Chi Andromedae (χ Andromedae, χ And) is the Bayer designation for a star in the northern constellation of Andromeda. It has an apparent visual magnitude of +5.01, which is relatively faint for a naked-eye star. Based upon parallax measurements made during the Gaia mission, Chi Andromedae is located around 264 ly from Earth.

χ Andromedae is a member of 天大將軍 (Tiān Dà Jiāng Jūn), meaning Heaven's Great General, together with γ Andromedae, φ Persei, 51 Andromedae, 49 Andromedae, θ Andromedae, τ Andromedae, 56 Andromedae, β Trianguli, γ Trianguli and δ Trianguli. Consequently, the Chinese name for χ Andromedae itself is 天大將軍五 (Tiān Dà Jiāng Jūn wǔ, the Fifth Star of Heaven's Great General.)
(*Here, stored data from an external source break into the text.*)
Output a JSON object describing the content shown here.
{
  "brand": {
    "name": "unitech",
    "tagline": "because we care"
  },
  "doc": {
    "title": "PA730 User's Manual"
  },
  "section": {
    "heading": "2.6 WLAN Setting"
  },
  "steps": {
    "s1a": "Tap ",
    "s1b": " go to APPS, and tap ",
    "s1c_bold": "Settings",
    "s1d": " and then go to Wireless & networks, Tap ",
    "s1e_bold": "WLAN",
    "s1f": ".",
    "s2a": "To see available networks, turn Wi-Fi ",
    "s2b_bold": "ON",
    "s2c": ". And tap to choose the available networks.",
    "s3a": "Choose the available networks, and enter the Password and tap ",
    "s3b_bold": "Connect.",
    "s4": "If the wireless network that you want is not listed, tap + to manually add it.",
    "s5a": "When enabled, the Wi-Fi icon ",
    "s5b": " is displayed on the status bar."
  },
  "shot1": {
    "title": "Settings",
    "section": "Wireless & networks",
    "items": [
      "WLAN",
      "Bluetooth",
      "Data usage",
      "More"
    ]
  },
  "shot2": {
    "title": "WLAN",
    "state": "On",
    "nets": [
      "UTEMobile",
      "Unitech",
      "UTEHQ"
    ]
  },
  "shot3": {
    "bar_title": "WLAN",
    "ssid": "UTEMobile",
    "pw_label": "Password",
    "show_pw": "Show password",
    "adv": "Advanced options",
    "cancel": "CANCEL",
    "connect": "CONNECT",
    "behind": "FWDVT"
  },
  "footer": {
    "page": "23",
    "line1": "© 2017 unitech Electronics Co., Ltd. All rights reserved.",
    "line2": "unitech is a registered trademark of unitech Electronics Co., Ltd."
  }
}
This is most likely a spectroscopic binary system with an estimated orbital period of 20.8 years and an eccentricity of 0.37. The primary component has a stellar classification of G8 III, which indicates it is a giant star that has exhausted the supply of hydrogen at its core and evolved away from the main sequence. The outer envelope has expanded to about nine times the radius of the Sun and it is radiating 47 times the luminosity of the Sun at an effective temperature of 5,070 K. This heat gives the star the yellow-hued glow of a G-type star. It appears to be rotating very slowly with no measurable projected rotational velocity. The secondary component seems to be a main-sequence star of the spectral class G or K.